Earlier this year, Tennessee Valley Authority awarded a contract to Florida-based renewable energy company Origis Energy to build a 200 megawatt solar facility on 1,900 acres in Lowndes County just west of the Infinity Megasite. The facility, which will also have the capability of storing about 50 megawatts, is expected to begin producing energy for TVA in 2022.

But economic experts hope Origis will be the first, rather than the only, such project in the Golden Triangle.

Higgins said the LINK is currently working with three or four other solar companies whose representatives have varying degrees of interest in locating a project in the area. One of those companies is specifically looking at about 2,000 acres each in Oktibbeha and Clay counties. The supervisors in those counties have passed notices of intent to issue fee-in-lieu agreements, which would exempt the company from paying property taxes for a certain number of years in exchange for a fee paid to the county, if the company decides to build a facility there.

Fiedler said the benefits to solar and other forms of renewable energy are more than environmental — they’re economic.

“What we’re seeing is businesses and industries not only have profitability goals, they have sustainability goals,” he said. “Once you move into a TVA territory, with our carbon-free generation, you’ve just eliminated over half of your carbon when you’re using TVA electricity.”

Higgins and Fiedler said one industry where companies are particularly interested in solar energy is hyperscale data centers from major tech companies, which provide hundreds of jobs to the area where they’re built. Both Google and Facebook are currently building such centers in Alabama, though some construction has been temporarily halted due to the COVID-19 pandemic.

“We are starting to recruit and see hyper data centers,” Higgins said. “And they use a lot of power, it’s the one single thing they use a lot of. And the thing that they want is they desire renewable power […] They want to be able to tell their customers, their clients, their stockholders that they’re buying new-to-the-world, renewable power.”

But hyperdata centers aren’t alone, Higgins said — the “Walmarts of the world” are increasingly interested in renewable energy as well.

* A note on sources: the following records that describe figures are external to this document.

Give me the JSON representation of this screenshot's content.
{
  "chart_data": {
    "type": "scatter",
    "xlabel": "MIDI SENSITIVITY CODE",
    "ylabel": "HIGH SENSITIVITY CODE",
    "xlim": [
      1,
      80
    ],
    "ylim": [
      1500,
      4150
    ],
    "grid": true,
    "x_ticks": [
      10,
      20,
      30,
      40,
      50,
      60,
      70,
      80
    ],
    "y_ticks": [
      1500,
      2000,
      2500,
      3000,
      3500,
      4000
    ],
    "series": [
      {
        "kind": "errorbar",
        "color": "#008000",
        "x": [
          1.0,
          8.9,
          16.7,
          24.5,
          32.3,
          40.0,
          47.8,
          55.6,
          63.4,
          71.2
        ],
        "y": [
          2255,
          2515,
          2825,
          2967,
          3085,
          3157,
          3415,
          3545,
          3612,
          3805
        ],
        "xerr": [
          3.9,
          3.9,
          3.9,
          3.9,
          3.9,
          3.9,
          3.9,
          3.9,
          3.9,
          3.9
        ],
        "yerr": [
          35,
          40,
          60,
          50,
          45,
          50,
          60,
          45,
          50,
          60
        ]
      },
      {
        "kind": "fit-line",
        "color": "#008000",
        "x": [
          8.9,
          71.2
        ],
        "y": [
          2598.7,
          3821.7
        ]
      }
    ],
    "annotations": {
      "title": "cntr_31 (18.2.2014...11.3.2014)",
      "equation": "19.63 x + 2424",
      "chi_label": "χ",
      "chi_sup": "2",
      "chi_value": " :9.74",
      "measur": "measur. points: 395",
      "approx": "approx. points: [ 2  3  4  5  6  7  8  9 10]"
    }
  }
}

“The big box retailers, the big companies, are getting more and more conscious about their carbon footprint,” he said. “They want to be kind to the environment. They want to use renewable power. You’re starting to see big box retailers or bigger businesses ‘I want solar power. I want wind power. I want renewable power.'”

More than 70 percent of Fortune 500 companies have published sustainability goals pledging to offset their carbon footprint with renewable energy sources, according to Johan Vanhee, Origis’ chief commercial officer and chief procurement officer.